Eddie Izzard Spins Hilarity in Full
'Circle'
He walks onstage to the roaring
tumult usually reserved for rock stars and soon has the audience busting a gut about the
Spanish Inquisition and chaos theory.
Such is the phenomenon of Eddie Izzard, funniest man in,
well, pretty much all of the known universe.
If you didn't catch him during his last pass through town in
"Dress to Kill" or its subsequent HBO presentation, you'll have to try to
imagine an English/Irish-sounding Robin Williams in semi-drag--not the "Mrs.
Doubtfire" look so much as '70s Angie Dickinson--who spins stream-of-consciousness
humor out of world history, religion, philosophy, physics, popular entertainment, current
events and monkeys with guns. (More about that last bit in a moment.)
These are among the topics that take Izzard from the world's
creation into the 20th century in "Circle," his new show playing a sold-out
engagement through Saturday at the Henry Fonda Theatre in Hollywood.
For Tuesday's opening, Izzard complemented his eyeliner,
lipstick and frosted-blond hair with a black western shirt, sequined tux pants and
spike-heeled boots. The transvestism isn't done for laughs, it's just part of who Izzard
is--and the minute he opens his mouth, you forget all about it.
Now, at this point, I really wish I could cut to video,
because Izzard is difficult to capture in words. After all, how does one convey the
dichotomy of a guy who turns the cerebral into material so funny that it leaves your
stomach muscles hurting--a guy who, just moments into Tuesday's show, caught sight of a
bit of fluff suspended in the air and extemporized: "Fluff.

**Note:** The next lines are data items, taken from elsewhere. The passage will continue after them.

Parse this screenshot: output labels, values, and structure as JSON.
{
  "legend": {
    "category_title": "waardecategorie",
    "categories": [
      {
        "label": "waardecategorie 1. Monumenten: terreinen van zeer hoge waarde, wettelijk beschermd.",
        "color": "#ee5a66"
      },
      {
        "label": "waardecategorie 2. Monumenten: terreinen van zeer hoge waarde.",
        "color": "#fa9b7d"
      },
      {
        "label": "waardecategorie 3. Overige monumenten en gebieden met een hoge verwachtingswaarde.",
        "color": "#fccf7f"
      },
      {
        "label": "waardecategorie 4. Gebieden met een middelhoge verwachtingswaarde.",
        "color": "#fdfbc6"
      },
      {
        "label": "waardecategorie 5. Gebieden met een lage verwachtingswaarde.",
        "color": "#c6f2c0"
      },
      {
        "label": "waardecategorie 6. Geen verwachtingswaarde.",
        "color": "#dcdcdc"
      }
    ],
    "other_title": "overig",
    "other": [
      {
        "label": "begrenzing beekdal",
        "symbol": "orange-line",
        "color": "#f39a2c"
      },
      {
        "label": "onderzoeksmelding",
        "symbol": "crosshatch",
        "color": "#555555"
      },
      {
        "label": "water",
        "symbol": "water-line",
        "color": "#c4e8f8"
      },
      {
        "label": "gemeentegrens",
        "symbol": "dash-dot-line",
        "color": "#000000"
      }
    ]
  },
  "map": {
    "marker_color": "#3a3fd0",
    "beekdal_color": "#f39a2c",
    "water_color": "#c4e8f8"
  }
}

It just goes up and down
and goes, '[Expletive] you, Isaac Newton.' " Anyway, here's how one stream of
Izzard's consciousness flowed:
It began with random thoughts on Pope John Paul II's recent
act of contrition about such events as the Inquisition, which took the comic to Spain in
the 15th century, cranking the rack. Somehow, this transformed mid-crank into a street
entertainer with a barrel organ and monkey, with Izzard becoming the monkey and dancing to
his own rendition of the song "Brazil."
This improbably led to Charlton Heston and the National
Rifle (or "Riffle," as Izzard insisted on pronouncing it) Assn. and the claim
that "Guns don't kill people, people do." To which Izzard amended, "Monkeys
do too, if they've got a gun."
Recalling the groundbreaking primate research of several
years ago, Izzard mimed a hysterical bit of back-and-forth sign language between a
researcher and an increasingly fed-up chimp. Then he envisioned a new kind of research:
putting guns in the hands of monkeys and setting them loose in Heston's home to see
whether the actor comes out alive. Bringing the thought to life, Izzard-as-monkey stole
across the stage, gun at the ready as he kicked open imaginary doors with his high-heeled
boots--on the lookout for both Heston and his stash of bananas.
Well aware of how odd his lines of reasoning are, Izzard
cracked up the audience with such asides as: "What am I talking about?" and
"And that is how it all really happened."
If it's hard to picture any of this, you'll just have to
figure out some way into the Fonda this week--where, like me, you may sit in front of Cher
and join in her nonstop yawps of laughter.